Estefânia, da “Benjamin”

Das puta tuda que conheci, Estefânia foi a mais bunita que vi. Pode sê zagero meu, pode sê. Mai amor é de ansim: a gente inxerga cos zóio do coração. Zóio da cara vê cum defeito.

Estefânia, quando conheci ela, já tava tuda inrugada, cara pintada daquelas tinta branca que paiaço usa pra branqueá a cara. E, na boca, os beiço pintado de um vermeio tão forte e tão vermeio que parecia sangue do coração.

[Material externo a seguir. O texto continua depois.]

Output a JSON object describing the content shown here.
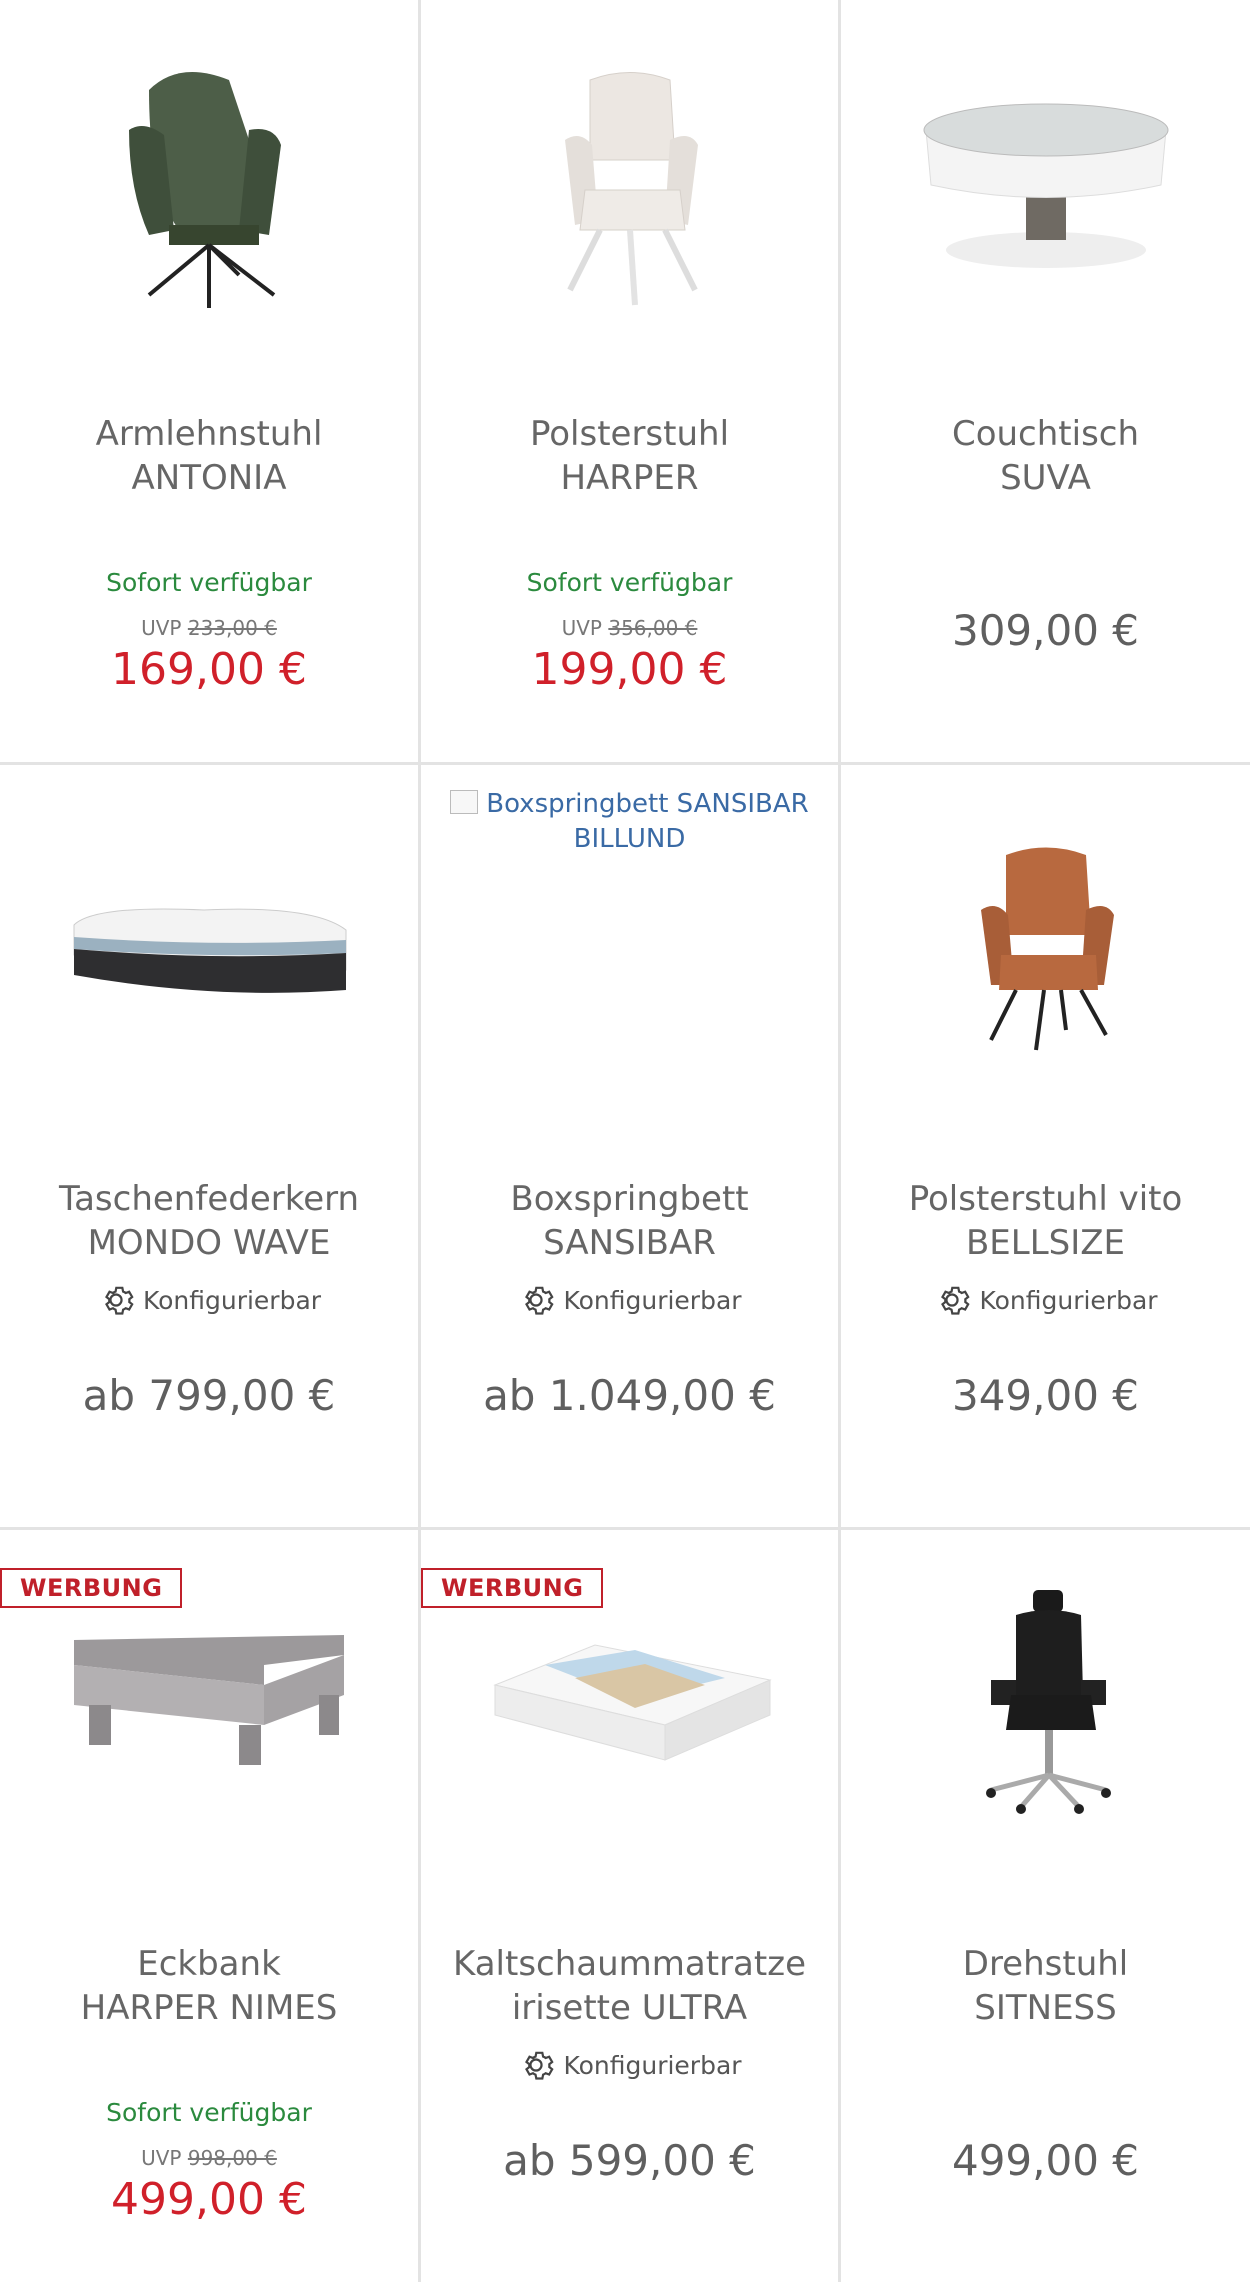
{
  "products": [
    {
      "title1": "Armlehnstuhl",
      "title2": "ANTONIA",
      "availability": "Sofort verfügbar",
      "uvp_label": "UVP",
      "uvp_price": "233,00 €",
      "price": "169,00 €",
      "image": "green-armchair"
    },
    {
      "title1": "Polsterstuhl",
      "title2": "HARPER",
      "availability": "Sofort verfügbar",
      "uvp_label": "UVP",
      "uvp_price": "356,00 €",
      "price": "199,00 €",
      "image": "white-chair"
    },
    {
      "title1": "Couchtisch",
      "title2": "SUVA",
      "price": "309,00 €",
      "image": "round-coffee-table"
    },
    {
      "title1": "Taschenfederkern",
      "title2": "MONDO WAVE",
      "config": "Konfigurierbar",
      "price": "ab 799,00 €",
      "image": "mattress"
    },
    {
      "title1": "Boxspringbett",
      "title2": "SANSIBAR",
      "config": "Konfigurierbar",
      "price": "ab 1.049,00 €",
      "image_alt": "Boxspringbett SANSIBAR BILLUND"
    },
    {
      "title1": "Polsterstuhl vito",
      "title2": "BELLSIZE",
      "config": "Konfigurierbar",
      "price": "349,00 €",
      "image": "brown-chair"
    },
    {
      "badge": "WERBUNG",
      "title1": "Eckbank",
      "title2": "HARPER NIMES",
      "availability": "Sofort verfügbar",
      "uvp_label": "UVP",
      "uvp_price": "998,00 €",
      "price": "499,00 €",
      "image": "corner-bench"
    },
    {
      "badge": "WERBUNG",
      "title1": "Kaltschaummatratze",
      "title2": "irisette ULTRA",
      "config": "Konfigurierbar",
      "price": "ab 599,00 €",
      "image": "foam-mattress"
    },
    {
      "title1": "Drehstuhl",
      "title2": "SITNESS",
      "price": "499,00 €",
      "image": "office-chair"
    }
  ],
  "colors": {
    "sale_red": "#d0202a",
    "available_green": "#2b8a3e",
    "text_gray": "#5f5f5f"
  }
}
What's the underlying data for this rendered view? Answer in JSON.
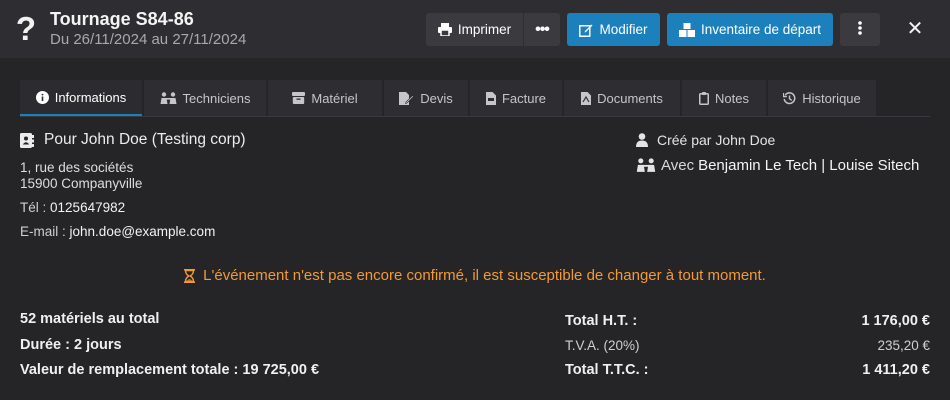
{
  "header": {
    "title": "Tournage S84-86",
    "subtitle": "Du 26/11/2024 au 27/11/2024",
    "buttons": {
      "print": "Imprimer",
      "edit": "Modifier",
      "inventory": "Inventaire de départ"
    }
  },
  "tabs": [
    {
      "label": "Informations",
      "icon": "info-circle-icon",
      "active": true
    },
    {
      "label": "Techniciens",
      "icon": "people-icon"
    },
    {
      "label": "Matériel",
      "icon": "box-icon"
    },
    {
      "label": "Devis",
      "icon": "edit-doc-icon"
    },
    {
      "label": "Facture",
      "icon": "file-invoice-icon"
    },
    {
      "label": "Documents",
      "icon": "file-pdf-icon"
    },
    {
      "label": "Notes",
      "icon": "clipboard-icon"
    },
    {
      "label": "Historique",
      "icon": "history-icon"
    }
  ],
  "client": {
    "label": "Pour John Doe (Testing corp)",
    "address_line1": "1, rue des sociétés",
    "address_line2": "15900 Companyville",
    "tel_label": "Tél :",
    "tel_value": "0125647982",
    "email_label": "E-mail :",
    "email_value": "john.doe@example.com"
  },
  "meta": {
    "created_by": "Créé par John Doe",
    "with_label": "Avec",
    "technicians": "Benjamin Le Tech | Louise Sitech"
  },
  "warning": {
    "text": "L'événement n'est pas encore confirmé, il est susceptible de changer à tout moment.",
    "color": "#f29a36"
  },
  "stats": {
    "materials": "52 matériels au total",
    "duration": "Durée : 2 jours",
    "replacement": "Valeur de remplacement totale : 19 725,00 €"
  },
  "totals": {
    "ht_label": "Total H.T. :",
    "ht_value": "1 176,00 €",
    "tva_label": "T.V.A. (20%)",
    "tva_value": "235,20 €",
    "ttc_label": "Total T.T.C. :",
    "ttc_value": "1 411,20 €"
  },
  "colors": {
    "accent": "#1c80bd",
    "background": "#252427",
    "warning": "#f29a36"
  }
}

Estefânia já tava véia, véia de velhice que a gente nunca sabe dizê de quantos ano de vida. Uns sessenta, setenta? Ou véia da velhice das noite tanta de putaria, de trocá noite pelo dia, de cigarro e cachaça, dos hóme que a desejava, de zé-ninguém a coroner? Estefânia foi a mais afamada puta da zona, quando a zona era na rua Benjamin. Quem pode imaginá um putero tão perto da rua Governador? Pois antigamente era de ansim: pobres e rico, preto e branco, tudo perto uns dozotro, mai sem nunca se aproximá. Bastava fingi que num se via. Nem se conhecia. Antes, era de ansim.

Na Rua Benjamin, era como se tivesse duas rua: uma de dia, de gente ordêra, com comerciante, dono de armazém, costurera e, de noite, quando chegava alegria, festa na putaria, butecos cum luiz amarela, muié parada nas porta, debruçada nas janela, moça e véia bunita esperando fregueis. Estefânia era rainha dos rei, a mais inteligente e sabida, muié de comunista, o Nerso, operário, sempre o primero da lista nas perseguição da Pulícia.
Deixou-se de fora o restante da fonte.